What are trees made of?

biscuit worlds and biro smell

I am in a town called Linda. The sky is the same colour as the ground and the roofs. The man sitting opposite me ate too much at lunch. I am guessing this is the reason that he has unbuckled his belt, unbuttoned and unzipped his fly right there in front of me. We are driving through the countryside, cutting across the dense trees pinned to the ground like a mass of quills on the back of a porcupine.
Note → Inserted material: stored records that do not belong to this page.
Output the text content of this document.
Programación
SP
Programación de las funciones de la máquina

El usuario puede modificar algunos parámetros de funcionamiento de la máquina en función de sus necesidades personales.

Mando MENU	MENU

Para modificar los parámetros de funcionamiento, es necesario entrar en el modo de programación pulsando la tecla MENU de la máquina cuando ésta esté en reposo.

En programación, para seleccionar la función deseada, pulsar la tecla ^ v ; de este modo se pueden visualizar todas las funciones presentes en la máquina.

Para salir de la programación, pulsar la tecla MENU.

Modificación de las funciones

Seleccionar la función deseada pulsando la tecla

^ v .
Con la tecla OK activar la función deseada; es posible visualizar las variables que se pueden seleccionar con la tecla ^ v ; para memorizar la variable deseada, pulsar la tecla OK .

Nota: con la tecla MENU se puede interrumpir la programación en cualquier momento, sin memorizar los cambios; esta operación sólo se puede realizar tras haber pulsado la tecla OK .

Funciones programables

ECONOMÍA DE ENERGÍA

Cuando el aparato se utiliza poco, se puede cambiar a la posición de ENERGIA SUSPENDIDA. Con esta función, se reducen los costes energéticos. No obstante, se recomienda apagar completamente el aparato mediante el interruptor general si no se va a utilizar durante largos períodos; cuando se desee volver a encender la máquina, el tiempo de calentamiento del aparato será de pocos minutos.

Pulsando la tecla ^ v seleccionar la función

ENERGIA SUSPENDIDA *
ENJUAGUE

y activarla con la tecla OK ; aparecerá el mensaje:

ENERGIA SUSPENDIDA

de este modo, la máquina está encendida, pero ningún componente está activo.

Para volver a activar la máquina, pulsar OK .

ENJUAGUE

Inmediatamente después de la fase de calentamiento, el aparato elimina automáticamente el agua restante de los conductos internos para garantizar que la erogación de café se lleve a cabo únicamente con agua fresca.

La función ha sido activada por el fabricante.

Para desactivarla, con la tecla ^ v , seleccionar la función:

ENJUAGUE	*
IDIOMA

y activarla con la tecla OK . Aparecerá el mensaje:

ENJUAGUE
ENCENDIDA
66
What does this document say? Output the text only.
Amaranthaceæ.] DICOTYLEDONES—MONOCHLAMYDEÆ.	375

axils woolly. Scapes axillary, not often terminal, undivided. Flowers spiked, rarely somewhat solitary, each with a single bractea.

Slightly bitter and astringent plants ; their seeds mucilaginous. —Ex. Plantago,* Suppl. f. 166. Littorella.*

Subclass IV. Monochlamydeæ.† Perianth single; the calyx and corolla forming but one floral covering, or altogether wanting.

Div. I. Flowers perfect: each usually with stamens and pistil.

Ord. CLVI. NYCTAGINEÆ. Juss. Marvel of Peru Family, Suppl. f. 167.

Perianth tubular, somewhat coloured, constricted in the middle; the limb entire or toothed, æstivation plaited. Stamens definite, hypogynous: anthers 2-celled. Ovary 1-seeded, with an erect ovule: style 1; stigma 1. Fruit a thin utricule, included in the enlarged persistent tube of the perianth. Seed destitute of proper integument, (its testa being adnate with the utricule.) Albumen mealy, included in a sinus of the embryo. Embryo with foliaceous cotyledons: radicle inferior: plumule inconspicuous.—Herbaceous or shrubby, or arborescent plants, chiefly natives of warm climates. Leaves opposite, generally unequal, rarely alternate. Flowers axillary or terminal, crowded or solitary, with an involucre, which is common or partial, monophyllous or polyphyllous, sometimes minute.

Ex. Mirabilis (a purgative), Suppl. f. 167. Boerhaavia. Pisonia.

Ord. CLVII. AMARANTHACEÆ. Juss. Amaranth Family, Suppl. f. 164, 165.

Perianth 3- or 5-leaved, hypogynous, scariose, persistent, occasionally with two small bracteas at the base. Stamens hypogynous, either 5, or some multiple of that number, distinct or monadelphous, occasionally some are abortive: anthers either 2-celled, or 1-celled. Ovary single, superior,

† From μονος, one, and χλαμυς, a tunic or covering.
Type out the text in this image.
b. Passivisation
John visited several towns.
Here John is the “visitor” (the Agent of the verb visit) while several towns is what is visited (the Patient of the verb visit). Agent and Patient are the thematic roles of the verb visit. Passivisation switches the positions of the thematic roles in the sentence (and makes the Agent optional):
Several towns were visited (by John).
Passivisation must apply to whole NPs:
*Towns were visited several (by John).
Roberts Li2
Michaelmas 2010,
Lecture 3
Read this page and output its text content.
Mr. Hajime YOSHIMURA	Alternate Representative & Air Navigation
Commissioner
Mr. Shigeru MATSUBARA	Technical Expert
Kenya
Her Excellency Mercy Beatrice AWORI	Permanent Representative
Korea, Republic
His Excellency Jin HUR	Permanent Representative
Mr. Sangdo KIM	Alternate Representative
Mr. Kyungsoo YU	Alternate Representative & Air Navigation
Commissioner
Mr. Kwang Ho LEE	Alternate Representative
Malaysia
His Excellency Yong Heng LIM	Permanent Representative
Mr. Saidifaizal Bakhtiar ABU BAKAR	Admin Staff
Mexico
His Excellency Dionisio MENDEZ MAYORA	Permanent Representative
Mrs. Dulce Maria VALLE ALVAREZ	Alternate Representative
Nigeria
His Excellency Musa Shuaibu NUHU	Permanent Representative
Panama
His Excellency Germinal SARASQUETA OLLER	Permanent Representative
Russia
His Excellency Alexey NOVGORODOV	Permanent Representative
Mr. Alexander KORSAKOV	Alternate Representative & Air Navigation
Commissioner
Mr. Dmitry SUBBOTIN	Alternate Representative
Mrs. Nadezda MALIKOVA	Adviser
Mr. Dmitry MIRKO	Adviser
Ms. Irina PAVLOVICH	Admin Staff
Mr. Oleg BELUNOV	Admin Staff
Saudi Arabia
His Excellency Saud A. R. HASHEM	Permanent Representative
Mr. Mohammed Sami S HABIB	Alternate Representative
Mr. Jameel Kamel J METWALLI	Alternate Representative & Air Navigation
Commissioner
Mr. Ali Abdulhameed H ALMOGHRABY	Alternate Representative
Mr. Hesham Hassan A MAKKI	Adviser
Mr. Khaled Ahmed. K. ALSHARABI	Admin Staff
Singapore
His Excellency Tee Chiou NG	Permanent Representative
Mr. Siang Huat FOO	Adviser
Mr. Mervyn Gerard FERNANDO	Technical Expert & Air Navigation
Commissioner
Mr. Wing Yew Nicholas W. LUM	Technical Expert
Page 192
I hate to be cliché, but I can’t help it. I am a teenager in a woman’s body, and the cliché of being cliché stifles me like a wet sponge. You write a metaphor sometimes, and it is dead on the page like an image of a corpse. When I say a tree is like a quill, or sometimes a trumpet, or sometimes a crooked old man bent double by time, or sometimes whiskers or foxes’ or rabbits’ tails, or a stripper’s legs, or a dense funereal entourage following the coffin of someone well-loved, or a buzzcut, or a billowing petticoated skirt, or a peacock’s tail, or zebra’s legs, or a lollipop, or fine rain, or tangled hair, or thrashing octopus arms, or a church spire, or a bearded face, or a silent winter, how can that be so evocative? Surely the closest thing to a tree is a tree, not a quill or a trumpet or a man bent double.